Maka sangat beralasan bila investasi negara pada generasi bangsa tidak melulu urusan bangku sekolah. Menjauhkan mereka dari jerat narkoba adalah investasi tak kalah penting di tengah penetrasi jaringan narkoba transnasional yang menunggangi kemajuan teknologi digital.

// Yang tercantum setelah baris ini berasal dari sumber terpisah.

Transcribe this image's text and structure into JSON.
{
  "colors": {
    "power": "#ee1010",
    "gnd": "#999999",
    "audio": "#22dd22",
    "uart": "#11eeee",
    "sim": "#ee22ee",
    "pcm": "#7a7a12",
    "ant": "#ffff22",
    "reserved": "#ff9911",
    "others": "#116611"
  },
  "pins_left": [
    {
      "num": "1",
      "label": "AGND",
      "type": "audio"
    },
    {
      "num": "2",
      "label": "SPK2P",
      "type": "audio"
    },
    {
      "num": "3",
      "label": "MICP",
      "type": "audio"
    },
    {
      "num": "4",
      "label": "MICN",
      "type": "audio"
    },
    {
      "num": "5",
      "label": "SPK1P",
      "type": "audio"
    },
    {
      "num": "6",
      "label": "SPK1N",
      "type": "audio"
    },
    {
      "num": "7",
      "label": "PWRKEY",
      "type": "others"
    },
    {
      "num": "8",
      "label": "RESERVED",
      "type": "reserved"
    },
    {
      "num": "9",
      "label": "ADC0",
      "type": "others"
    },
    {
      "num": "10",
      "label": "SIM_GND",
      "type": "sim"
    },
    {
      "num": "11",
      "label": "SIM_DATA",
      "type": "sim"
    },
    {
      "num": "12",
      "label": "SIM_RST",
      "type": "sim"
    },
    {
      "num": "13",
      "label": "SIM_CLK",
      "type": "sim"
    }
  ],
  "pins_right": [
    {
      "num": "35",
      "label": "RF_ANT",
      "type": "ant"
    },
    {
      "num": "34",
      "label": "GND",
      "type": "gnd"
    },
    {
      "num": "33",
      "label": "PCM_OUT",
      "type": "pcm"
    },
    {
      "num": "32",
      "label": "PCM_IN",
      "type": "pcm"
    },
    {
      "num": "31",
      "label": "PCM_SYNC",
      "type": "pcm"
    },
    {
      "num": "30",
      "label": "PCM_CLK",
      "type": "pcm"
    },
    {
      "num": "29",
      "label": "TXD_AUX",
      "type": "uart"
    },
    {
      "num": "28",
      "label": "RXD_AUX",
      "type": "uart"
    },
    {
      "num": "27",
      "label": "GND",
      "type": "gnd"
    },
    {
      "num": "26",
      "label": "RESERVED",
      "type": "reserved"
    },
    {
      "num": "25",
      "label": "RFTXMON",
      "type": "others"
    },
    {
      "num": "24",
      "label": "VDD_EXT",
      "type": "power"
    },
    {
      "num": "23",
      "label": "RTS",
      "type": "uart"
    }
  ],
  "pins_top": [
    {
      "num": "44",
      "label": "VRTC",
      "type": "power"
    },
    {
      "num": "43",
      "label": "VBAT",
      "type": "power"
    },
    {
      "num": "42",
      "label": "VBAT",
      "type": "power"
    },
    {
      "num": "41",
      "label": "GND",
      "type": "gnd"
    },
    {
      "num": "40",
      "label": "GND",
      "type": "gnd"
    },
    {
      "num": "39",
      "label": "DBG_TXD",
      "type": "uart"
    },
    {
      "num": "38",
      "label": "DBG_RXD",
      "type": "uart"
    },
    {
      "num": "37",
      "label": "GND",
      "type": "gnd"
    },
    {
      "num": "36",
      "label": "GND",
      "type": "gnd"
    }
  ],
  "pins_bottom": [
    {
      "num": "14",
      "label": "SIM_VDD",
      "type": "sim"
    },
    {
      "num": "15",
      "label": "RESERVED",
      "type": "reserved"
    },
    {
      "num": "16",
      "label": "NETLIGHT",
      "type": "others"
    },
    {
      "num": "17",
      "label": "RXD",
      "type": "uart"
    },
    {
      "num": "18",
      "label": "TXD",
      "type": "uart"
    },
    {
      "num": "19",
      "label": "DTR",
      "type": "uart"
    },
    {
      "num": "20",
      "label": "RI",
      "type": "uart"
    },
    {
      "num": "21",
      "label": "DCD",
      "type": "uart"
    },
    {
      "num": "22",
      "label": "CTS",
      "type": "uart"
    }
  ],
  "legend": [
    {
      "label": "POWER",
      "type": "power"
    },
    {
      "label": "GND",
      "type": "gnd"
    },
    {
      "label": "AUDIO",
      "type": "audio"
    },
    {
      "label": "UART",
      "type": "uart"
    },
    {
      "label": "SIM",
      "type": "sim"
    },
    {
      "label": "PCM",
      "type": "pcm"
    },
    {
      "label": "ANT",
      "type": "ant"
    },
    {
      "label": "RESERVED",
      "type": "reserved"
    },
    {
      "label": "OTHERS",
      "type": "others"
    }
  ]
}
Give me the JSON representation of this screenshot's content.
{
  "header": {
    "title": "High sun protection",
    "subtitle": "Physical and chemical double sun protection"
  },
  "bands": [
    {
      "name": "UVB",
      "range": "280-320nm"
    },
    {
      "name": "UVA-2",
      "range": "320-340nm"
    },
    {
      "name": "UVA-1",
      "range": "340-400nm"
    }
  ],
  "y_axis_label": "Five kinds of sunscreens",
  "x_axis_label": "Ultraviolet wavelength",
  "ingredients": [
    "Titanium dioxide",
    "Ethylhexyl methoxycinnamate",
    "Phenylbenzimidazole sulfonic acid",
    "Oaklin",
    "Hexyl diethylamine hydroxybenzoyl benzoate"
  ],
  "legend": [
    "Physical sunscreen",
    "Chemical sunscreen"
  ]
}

Dalam Rapat Dengar Pendapat (RDP) antara Badan Narkotika Nasional (BNN) dengan Komisi III Dewan Perwakilan Rakyat (DPR), 5 Mei 2025, terungkap bahwa angka prevalensi penyalahgunaan narkoba di tanah air adalah 1,73 persen. Angka ini setara 3,33 juta jiwa dari populasi usia 15–64 tahun, dengan mayoritas penyalahguna berada dalam rentang usia produktif, yakni 15–49 tahun.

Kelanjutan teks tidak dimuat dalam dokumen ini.